Sizilien - eine Geschichte von den Anfaengen bis heute
|7| I Mitten im Mittelmeer
„Ein unsicheres, eingeengtes Leben – das ist das Los der Inseln; sozusagen ihr Intimleben. Aber die Rolle, die sie nach außen hin, im Vordergrund der geschichtlichen Ereignisse spielen, geht weit über das hinaus, was man von solchen im Grunde elenden Welten erwarten würde. Die große Geschichte endet in der Tat oft bei den Inseln. Vielleicht wäre es richtiger zu sagen, daß sie sich ihrer bedient.“
So schrieb vor genau sechzig Jahren der große französische Historiker Fernand Braudel in seinem Opus Magnum, das seither zum Referenzpunkt jeder historischen Beschäftigung mit dem mediterranen Raum geworden ist. Sein Verdikt klingt wenig verheißungsvoll: Objekte, nicht Subjekte der Geschichte sollen die Mittelmeerinseln sein, „elende Welten“, eingezwängt in Isolation. Doch Braudel verweist auch auf die Rolle, die Inseln als Mittler zwischen Kulturen spielen – als Drehscheiben im Austausch von Gütern, Menschen und Ideen. Diesen Gedanken hat unlängst die junge griechische Althistorikerin Christy Constantakopoulou aufgegriffen: „Inseln galten als eindeutig ,abgeschlossene‘ Welten, Horte des Außeralltäglichen und des Bizarren; gleichzeitig aber auch als Teile einer komplexen Wirklichkeit von Wechselbeziehungen.“ 1
Auf keiner der zahlreichen Mittelmeerinseln lässt sich dieser Aspekt – das Vermittelnde, Multikulturelle – besser mit Händen greifen als auf der größten: knapp 26 000 km 2 auf halber Strecke zwischen Italien und Afrika, in der charakteristischen Form des Dreiecks. Seine Gestalt brachte Sizilien seinen ersten griechischen Namen ein: Trinakria. Die Nordküste grenzt an das Tyrrhenische, die Ostküste an das Ionische Meer und die Südwestküste an die Straße von Sizilien. Nur drei Kilometer trennen Sizilien vom italienischen Festland – aber was für |8| welche: In der Antike und noch im Mittelalter war die Straße von Messina für Seefahrer eine gewaltige Herausforderung. Und heute liegen seit vierzig Jahren fertige Pläne einer Brückenquerung in den amtlichen Schubladen römischer Offizieller. Nur ihrer Ausführung harren sie noch immer. Weiter ist es nach Afrika: Die 160 km zum tunesischen Festland sind aber immer noch so nah, dass Sizilien das Mittelmeer wie ein großer Sperrriegel in zwei Hälften teilt.

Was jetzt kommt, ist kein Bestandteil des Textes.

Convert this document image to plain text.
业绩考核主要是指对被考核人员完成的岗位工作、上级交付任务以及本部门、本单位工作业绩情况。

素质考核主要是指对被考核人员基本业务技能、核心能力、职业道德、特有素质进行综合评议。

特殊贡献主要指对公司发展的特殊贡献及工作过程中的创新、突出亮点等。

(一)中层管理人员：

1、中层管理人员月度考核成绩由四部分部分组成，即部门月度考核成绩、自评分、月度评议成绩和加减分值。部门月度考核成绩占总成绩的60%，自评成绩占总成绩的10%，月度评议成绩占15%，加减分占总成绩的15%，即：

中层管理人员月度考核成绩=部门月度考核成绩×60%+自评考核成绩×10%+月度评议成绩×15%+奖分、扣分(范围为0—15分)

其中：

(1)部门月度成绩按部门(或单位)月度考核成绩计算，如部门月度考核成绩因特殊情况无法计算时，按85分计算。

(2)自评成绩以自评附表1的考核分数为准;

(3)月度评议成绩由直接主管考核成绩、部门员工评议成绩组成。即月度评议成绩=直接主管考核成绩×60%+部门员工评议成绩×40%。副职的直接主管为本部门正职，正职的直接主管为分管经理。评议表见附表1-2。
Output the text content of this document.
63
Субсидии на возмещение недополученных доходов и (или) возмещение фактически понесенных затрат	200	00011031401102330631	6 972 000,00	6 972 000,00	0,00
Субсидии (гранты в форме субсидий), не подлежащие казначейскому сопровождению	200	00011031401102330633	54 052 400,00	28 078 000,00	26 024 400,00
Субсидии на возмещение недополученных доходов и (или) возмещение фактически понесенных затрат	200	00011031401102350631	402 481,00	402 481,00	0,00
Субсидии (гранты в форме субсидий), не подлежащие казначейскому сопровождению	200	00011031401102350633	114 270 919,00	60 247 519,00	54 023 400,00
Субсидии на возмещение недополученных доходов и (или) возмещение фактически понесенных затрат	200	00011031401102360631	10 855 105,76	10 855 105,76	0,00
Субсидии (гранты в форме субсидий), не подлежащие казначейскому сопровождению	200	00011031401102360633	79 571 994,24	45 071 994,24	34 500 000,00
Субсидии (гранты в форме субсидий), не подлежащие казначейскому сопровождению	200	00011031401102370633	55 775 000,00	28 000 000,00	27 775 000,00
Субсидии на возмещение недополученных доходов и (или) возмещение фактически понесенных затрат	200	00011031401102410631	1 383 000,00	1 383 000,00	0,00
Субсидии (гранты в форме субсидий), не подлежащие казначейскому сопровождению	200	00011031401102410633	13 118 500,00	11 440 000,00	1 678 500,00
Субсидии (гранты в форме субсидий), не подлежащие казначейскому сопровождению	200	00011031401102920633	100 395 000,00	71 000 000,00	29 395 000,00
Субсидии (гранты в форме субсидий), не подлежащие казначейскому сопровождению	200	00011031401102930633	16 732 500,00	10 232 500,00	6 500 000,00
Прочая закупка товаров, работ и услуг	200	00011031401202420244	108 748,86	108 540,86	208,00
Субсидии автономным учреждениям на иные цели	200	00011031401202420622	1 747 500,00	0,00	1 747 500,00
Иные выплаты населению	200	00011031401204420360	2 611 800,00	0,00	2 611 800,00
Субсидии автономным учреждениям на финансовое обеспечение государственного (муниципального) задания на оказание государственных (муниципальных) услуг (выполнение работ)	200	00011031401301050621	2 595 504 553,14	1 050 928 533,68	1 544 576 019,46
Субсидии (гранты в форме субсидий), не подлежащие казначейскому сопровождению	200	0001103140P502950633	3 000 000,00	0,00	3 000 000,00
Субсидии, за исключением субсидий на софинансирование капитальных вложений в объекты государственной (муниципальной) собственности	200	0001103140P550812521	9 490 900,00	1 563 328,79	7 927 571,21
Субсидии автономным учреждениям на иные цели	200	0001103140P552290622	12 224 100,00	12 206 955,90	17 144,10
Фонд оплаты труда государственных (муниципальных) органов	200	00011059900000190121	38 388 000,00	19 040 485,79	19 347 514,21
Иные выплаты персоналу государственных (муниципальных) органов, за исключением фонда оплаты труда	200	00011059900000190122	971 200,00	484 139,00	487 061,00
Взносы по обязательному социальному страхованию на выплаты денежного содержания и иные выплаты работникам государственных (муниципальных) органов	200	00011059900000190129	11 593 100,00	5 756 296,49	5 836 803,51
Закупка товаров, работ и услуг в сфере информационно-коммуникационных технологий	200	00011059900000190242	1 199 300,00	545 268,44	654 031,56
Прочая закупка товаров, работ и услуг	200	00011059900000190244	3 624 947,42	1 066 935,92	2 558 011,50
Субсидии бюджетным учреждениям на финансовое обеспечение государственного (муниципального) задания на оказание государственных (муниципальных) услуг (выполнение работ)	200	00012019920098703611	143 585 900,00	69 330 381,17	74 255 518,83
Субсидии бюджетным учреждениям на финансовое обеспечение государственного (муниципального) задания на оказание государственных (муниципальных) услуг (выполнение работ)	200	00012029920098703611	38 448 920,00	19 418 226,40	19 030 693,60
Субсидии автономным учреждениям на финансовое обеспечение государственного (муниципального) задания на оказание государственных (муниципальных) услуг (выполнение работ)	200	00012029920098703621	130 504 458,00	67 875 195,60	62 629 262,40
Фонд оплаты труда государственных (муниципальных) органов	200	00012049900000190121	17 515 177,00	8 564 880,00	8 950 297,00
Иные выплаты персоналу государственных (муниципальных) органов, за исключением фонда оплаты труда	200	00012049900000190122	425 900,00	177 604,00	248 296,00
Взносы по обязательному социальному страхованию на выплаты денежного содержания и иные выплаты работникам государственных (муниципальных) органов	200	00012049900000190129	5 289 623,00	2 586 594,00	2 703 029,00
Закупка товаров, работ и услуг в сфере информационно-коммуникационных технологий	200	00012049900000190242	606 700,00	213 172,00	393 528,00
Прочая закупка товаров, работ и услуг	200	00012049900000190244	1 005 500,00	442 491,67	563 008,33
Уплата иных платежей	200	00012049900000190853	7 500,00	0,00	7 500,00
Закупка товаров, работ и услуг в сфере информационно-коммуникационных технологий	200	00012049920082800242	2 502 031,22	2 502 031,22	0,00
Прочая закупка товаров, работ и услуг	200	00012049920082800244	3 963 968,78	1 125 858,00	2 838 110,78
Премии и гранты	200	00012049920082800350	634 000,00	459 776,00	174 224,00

Nur 15 % der Fläche Siziliens sind eben; aber kaum mehr, nämlich 25 %, sind gebirgig. Den Löwenanteil bedecken Hügel, auf denen Ackerbau gut möglich ist. Höchster Berg ist, mit 3323 m, der Ätna, doch auch die Gebirge des Nordens, vor allem die verkarsteten Kalkberge der Madonie, erreichen mit über 2000m teils beträchtliche Höhen. Allerdings ragen die Gebirge so isoliert auf, dass sie nirgendwo die Verbindungswege zwischen den Teilen der Insel unterbrechen. Die Durchquerung Siziliens zu Lande stellte die Bewohner zu keiner Zeit vor ernste Probleme. Auch Heere waren deshalb, im Gegensatz etwa zu Griechenland, fast ungehindert mobil.
Das Klima ist mediterran, mit Durchschnittstemperaturen von ca. 10 Grad im Januar entlang der Küste und immer noch milden 8 Grad im Binnenland. Niederschläge fallen reichlich im nördlichen Bergland (über 1300 mm); aber auch im Umland von Palermo werden noch immer 700 mm erreicht. Dagegen können weite Teile der Südküste und der weiten Ebene um Catania als semiarid gelten. Große Flüsse gibt es kaum, doch führen die meisten ganzjährig Wasser. Über einen einzigen natürlichen See verfügt Sizilien, den Lago di Pergusa in der Provinz Enna. Wie in den meisten mediterranen Küstenregionen hat sich das Landschaftsbild unter menschlicher Einwirkung massiv verändert: Mit der großflächigen Abholzung der Bergwälder seit der Antike verarmte die Gebirgsvegetation drastisch; unvermeidliche Folgen waren hier Bodenerosion und Degradation.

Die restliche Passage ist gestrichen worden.